Rubén Ackerman: El triunfo de la memoria sobre la muerte

Una lectura del poemario: Los Ausentes de Rubén Ackerman

Por Lidia Salas

Leí el primer poema de Rubén Ackerman en días desesperados. No pretendía consuelo alguno, necesitaba sentir el dolor hasta lo más hondo; las palabras del poeta, ejercían esa triste fascinación. Me habitué a llevar conmigo, la pequeña antología donde aparecían sus versos, para tener a mano la ración de lo amargo. Alguna tarde, me topé con el autor de los poemas que apretaba siempre en el regazo. Nos miramos de lejos, sin cruzar palabras, en la sala de la clínica donde llevaba al ser amado a las radioterapias. La lectura de su libro, Los Ausentes, han traído de vuelta aquellas horas.

Las páginas presentan un racimo de historias. El abuelo Marcos con su pequeña maleta de extranjero; la abuela Raquel como “luz que persiste;” su hermana Silvia y la pregunta: “¿Quién eres ahora detrás de esa vieja fotografía donde sonríes?” El padre jugando el ajedrez con la certeza de “haber nacido en un mundo equivocado;” la madre, cuyo recuerdo lo aguarda “en una de las grietas del Muro de los Lamentos”; los tíos muertos, la mujer, ese “sueño que persiste entre las fauces tenaces del olvido…” Están, Marilyn con sus barbitúricos y Emily con “las cansadas letras del hartazgo” y la muchacha que dice: “soy especialista en cenizas.” También, su maestro y el poeta, a quien recuerda, “como una lejana ráfaga irrecuperable.” y todo aquel que “Anda a contracorriente dando tumbos en las esquinas.” ¿Cómo se transforma tanto daño en un canto?

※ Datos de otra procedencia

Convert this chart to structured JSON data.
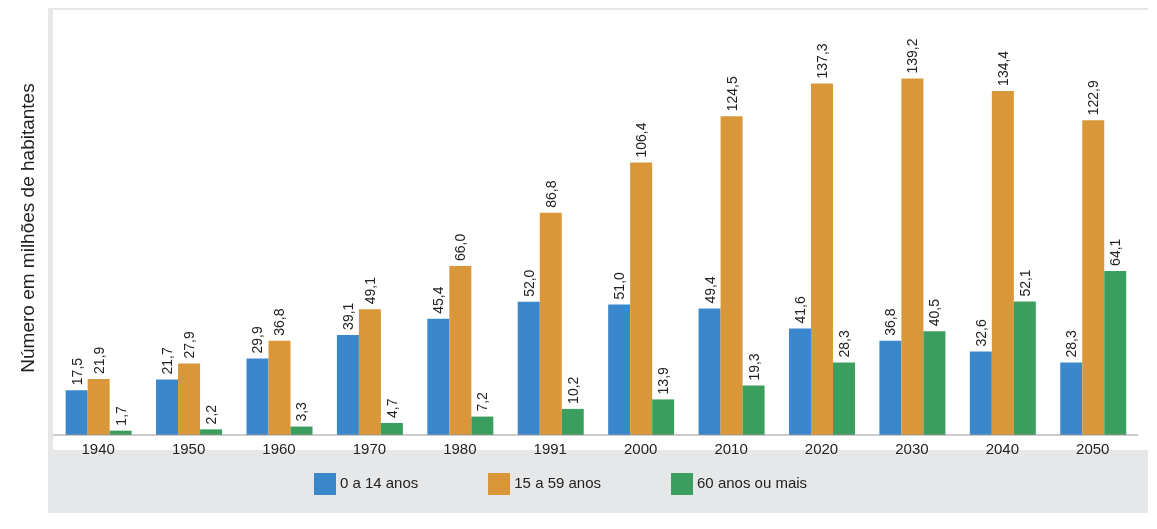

La pátina de tristeza que envuelve las páginas, como ese gris de la sugerente portada del libro, es la tesitura de la poesía. Igualmente, la cadencia, donde el lector sufre todo el diapasón de emociones: desde la nostalgia por la infancia perdida irremediablemente, hasta la tristeza por sus muertos, pasando por la rabia, la desesperanza y la ternura. Se perciben también, el amor, la compasión, y la empatía, materiales de la vida misma, cuando la palabra se transforma en testimonio, no sólo de la existencia, sino de la muerte. Memoria de la tragedia de una raza, que en el fondo, es la tragedia de todos. La trágica suerte de habitar un mundo de crueldad infinita.

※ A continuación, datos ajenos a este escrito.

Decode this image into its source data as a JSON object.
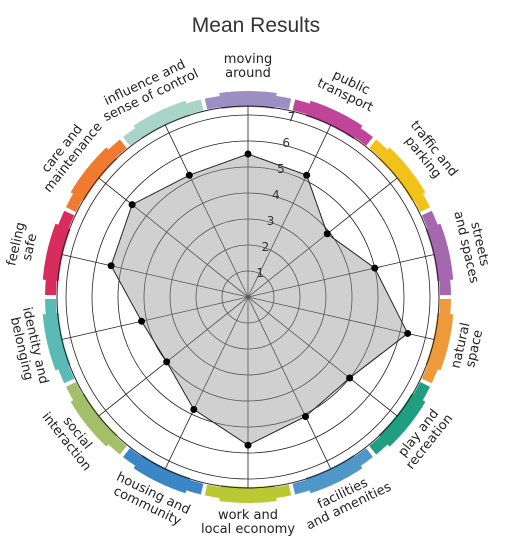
{
  "chart_data": {
    "type": "radar",
    "title": "Mean Results",
    "rlim": [
      0,
      7
    ],
    "ticks": [
      1,
      2,
      3,
      4,
      5,
      6,
      7
    ],
    "grid": true,
    "categories": [
      {
        "lines": [
          "moving",
          "around"
        ],
        "value": 5.5,
        "color": "#9b8fc4"
      },
      {
        "lines": [
          "public",
          "transport"
        ],
        "value": 5.2,
        "color": "#c0449a"
      },
      {
        "lines": [
          "traffic and",
          "parking"
        ],
        "value": 3.9,
        "color": "#f2c21b"
      },
      {
        "lines": [
          "streets",
          "and spaces"
        ],
        "value": 5.0,
        "color": "#a567ad"
      },
      {
        "lines": [
          "natural",
          "space"
        ],
        "value": 6.3,
        "color": "#ee9a3b"
      },
      {
        "lines": [
          "play and",
          "recreation"
        ],
        "value": 5.0,
        "color": "#1f9e80"
      },
      {
        "lines": [
          "facilities",
          "and amenities"
        ],
        "value": 5.1,
        "color": "#4f96c9"
      },
      {
        "lines": [
          "work and",
          "local economy"
        ],
        "value": 5.7,
        "color": "#b9c833"
      },
      {
        "lines": [
          "housing and",
          "community"
        ],
        "value": 4.8,
        "color": "#3b86c7"
      },
      {
        "lines": [
          "social",
          "interaction"
        ],
        "value": 4.0,
        "color": "#a3bf6a"
      },
      {
        "lines": [
          "identity and",
          "belonging"
        ],
        "value": 4.2,
        "color": "#5bbab5"
      },
      {
        "lines": [
          "feeling",
          "safe"
        ],
        "value": 5.4,
        "color": "#d82c5c"
      },
      {
        "lines": [
          "care and",
          "maintenance"
        ],
        "value": 5.7,
        "color": "#ef7a30"
      },
      {
        "lines": [
          "influence and",
          "sense of control"
        ],
        "value": 5.2,
        "color": "#a9d4c8"
      }
    ]
  }
}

Las páginas de Los Ausentes, testimonian la condición humana en la angustia por la finitud de su destino. Hay en la poesía de Ackerman, un reiterado uso de imágenes que expresan esa disolverse en la nada. “Era tu silencio entre dos espejos / tu plegaria inútil arrebatada por las sombras” Más adelante: “Ahora su susurro se pierde / en un vacío que se desvanece. En las últimas páginas: “No pido más / antes que el tedio me trague…” Finalmente, “Ahora todo se desvanece.” La nada que arrebata las personas amadas, quienes convirtieron la infancia en el recuerdo que trata de rescatar, son los ausentes que atraviesan estas páginas en la materia de las palabras. Testimonio convertido en eternidad mediante el hálito sagrado del poema.

Como marco de los hechos esta el tiempo y el espacio descrito desde la concisión de resumir en un solo trazo, la esencia del recuerdo: “Tu en París después de la guerra…” Y este otro: “jugar debajo de los puentes pestilentes del exilio.” La polisemia de las palabras sugiere en tan breve frase una amplia y oscura realidad. Es memorable la belleza de los siguientes versos: “Vendrán los pájaros en fuga / en septiembre / cuando las hojas caen / y la tristeza se cuelga de las ramas.”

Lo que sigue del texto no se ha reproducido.